Blockchain and Financial Reporting

by Andrew Chambers (Addison Group Marketing Team) 04/29/2019

Blockchain is becoming more and more ingrained in the financial reporting sector, and this could mean new strategies for accounting and audit professionals. It is said that, this type of technology will have a significant influence on the future of auditing, and financial executives should be ready.

Blockchain in Auditing

As blockchain-based cryptocurrencies gain traction, CFOs are familiarizing themselves with the latest technology primarily in the payments and banking sector.

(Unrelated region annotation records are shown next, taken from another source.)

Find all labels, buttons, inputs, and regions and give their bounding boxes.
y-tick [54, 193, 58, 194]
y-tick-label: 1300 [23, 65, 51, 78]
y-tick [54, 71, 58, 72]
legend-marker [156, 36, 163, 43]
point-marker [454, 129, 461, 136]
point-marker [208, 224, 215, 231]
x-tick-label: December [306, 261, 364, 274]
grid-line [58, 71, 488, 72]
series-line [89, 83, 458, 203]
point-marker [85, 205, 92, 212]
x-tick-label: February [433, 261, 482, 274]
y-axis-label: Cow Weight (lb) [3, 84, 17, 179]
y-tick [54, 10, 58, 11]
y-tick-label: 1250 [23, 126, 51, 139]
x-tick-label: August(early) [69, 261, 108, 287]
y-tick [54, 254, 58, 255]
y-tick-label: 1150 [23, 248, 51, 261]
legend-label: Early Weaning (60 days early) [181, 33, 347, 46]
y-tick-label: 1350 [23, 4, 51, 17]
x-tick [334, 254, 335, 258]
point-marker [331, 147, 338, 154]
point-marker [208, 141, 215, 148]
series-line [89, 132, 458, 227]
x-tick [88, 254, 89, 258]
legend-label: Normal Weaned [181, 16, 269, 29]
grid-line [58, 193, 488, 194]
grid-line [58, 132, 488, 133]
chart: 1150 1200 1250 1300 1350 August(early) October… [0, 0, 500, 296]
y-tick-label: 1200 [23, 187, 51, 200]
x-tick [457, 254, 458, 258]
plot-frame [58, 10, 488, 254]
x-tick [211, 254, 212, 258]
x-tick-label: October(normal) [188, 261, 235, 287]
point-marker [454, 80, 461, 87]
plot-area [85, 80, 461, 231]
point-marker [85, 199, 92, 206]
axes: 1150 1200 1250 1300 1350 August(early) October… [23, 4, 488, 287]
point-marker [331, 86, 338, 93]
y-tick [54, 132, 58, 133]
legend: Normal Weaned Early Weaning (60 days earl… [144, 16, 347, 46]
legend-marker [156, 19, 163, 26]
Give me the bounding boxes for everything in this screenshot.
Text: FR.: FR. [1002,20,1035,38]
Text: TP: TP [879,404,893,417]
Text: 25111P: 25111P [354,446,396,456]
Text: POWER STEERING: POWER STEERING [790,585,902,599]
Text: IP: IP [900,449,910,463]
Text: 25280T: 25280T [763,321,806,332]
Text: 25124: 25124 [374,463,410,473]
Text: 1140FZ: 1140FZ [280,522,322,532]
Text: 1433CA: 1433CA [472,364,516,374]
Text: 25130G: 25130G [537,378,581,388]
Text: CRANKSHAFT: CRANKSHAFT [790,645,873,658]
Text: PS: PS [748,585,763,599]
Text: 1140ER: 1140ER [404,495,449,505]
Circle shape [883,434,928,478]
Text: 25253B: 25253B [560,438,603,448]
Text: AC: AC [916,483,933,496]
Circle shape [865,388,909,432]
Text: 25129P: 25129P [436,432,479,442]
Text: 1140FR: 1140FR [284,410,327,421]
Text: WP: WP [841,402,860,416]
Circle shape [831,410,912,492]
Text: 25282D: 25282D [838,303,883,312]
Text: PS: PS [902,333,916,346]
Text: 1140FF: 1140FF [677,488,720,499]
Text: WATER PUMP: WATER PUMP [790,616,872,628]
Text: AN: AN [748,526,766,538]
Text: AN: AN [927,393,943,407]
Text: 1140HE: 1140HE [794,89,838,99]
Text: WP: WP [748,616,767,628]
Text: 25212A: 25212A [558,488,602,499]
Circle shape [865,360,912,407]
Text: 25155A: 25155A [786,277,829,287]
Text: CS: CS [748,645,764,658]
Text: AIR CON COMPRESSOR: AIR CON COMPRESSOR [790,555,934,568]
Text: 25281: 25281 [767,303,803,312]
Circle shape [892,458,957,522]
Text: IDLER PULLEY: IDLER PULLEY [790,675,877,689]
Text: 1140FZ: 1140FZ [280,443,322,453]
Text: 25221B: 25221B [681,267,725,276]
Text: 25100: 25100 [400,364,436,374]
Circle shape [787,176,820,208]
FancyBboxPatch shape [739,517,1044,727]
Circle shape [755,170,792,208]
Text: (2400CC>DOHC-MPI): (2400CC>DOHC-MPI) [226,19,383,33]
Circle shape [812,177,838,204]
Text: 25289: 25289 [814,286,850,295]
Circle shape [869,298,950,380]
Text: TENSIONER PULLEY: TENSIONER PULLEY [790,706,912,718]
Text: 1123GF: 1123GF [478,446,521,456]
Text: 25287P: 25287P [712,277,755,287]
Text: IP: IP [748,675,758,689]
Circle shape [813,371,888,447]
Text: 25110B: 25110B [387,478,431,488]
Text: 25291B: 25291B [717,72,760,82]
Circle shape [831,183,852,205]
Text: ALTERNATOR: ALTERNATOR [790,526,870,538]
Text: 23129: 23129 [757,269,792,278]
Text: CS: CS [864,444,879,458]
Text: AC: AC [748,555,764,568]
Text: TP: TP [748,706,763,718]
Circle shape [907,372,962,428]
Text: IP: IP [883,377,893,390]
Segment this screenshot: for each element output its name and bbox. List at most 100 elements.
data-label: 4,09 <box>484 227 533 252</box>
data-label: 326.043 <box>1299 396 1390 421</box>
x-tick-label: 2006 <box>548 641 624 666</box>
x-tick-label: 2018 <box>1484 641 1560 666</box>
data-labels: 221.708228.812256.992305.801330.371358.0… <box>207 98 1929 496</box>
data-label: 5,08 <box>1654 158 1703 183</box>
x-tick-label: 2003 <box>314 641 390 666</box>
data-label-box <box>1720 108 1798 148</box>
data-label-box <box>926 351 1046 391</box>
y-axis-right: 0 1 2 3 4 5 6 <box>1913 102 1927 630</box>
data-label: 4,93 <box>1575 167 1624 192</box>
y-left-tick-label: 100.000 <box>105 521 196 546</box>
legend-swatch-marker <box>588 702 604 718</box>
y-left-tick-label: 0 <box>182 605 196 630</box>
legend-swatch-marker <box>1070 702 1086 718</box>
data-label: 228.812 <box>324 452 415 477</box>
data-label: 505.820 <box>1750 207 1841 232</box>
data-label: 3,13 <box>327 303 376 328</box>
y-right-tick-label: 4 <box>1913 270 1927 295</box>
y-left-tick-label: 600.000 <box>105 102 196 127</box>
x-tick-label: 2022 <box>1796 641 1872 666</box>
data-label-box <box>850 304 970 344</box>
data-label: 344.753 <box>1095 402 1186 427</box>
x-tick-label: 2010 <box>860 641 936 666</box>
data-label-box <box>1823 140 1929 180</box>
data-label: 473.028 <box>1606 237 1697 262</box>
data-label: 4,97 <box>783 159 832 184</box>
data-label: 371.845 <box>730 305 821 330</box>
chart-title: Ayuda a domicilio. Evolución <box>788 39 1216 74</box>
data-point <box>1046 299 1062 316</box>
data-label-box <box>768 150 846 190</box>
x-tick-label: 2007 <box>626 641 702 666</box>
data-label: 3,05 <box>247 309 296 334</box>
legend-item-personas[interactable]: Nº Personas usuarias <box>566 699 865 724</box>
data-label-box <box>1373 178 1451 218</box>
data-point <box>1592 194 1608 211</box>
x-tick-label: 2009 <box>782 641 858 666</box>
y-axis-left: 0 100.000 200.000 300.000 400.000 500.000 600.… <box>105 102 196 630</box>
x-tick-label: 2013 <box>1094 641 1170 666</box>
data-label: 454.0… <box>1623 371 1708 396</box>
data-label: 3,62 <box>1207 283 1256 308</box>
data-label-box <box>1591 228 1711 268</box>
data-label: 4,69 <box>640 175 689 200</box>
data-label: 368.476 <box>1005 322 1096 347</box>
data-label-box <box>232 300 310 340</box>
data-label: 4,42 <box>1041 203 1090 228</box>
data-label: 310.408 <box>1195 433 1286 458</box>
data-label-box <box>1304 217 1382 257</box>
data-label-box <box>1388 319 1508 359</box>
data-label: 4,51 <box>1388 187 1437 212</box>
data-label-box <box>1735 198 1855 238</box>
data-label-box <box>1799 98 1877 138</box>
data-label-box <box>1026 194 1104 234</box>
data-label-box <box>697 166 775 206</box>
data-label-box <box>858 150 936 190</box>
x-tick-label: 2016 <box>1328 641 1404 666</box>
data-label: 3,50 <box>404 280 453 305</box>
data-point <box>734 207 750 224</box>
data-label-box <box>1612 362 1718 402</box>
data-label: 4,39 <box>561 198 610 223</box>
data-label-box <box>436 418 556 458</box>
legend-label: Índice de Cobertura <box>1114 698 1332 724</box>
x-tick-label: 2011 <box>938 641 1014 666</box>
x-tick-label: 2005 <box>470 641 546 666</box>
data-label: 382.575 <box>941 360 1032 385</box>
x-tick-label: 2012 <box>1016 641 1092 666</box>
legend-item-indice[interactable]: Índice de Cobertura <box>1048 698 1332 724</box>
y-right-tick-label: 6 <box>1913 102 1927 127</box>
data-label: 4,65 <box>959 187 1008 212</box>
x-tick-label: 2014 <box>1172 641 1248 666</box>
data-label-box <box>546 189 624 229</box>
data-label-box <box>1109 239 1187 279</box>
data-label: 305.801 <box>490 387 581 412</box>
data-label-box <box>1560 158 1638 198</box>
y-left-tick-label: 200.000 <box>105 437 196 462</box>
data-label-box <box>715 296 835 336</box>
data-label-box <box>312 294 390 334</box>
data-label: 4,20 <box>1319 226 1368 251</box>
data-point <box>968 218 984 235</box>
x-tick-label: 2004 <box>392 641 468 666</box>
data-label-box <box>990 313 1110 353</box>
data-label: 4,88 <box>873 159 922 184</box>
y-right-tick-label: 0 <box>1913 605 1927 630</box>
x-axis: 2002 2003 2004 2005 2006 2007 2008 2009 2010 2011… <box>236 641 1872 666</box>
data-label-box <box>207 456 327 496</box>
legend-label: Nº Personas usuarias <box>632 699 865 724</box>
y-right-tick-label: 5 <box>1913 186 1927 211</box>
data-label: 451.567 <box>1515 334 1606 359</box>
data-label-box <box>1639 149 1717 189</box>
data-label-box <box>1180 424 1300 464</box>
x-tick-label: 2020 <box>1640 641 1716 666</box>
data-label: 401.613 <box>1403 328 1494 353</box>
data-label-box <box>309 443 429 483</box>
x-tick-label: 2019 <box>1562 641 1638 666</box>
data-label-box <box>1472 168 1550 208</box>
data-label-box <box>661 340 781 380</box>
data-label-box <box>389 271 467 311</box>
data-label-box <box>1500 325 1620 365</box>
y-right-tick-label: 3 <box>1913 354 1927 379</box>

However, it’s only a matter of time until the technology bleeds into other areas of the financial industry and overhauls the traditional systems for auditing and accounting. Ultimately, it will influence how records are maintained, and value is transferred.

How Can Blockchain Help?

One of the most exciting things about it is the potential for transformative analytic capabilities. This could mean easier access to structured data which would, in turn, generate advanced analytics and hasten machine learning.

Ultimately, this could impact assurance audition by making the tools that professionals already use smarter and faster. It could mean more efficiency across the board.

Blockchain into the Future

It’s hard to determine how it will be adopted into the future, but the outlook is exciting. We are currently seeing a slow increase in how the sector is using blockchain, but there is a lot of potential. We may see it used for things such as deeds, titles, or even digital assets.

Keep in mind, once the information is out there, everybody can see it. Therefore, the progression of blockchain in accounting will be determined by how comfortable people are with sharing information.

Companies are currently working to identify the information that will be shared so that this technology can be appropriately scaled over time.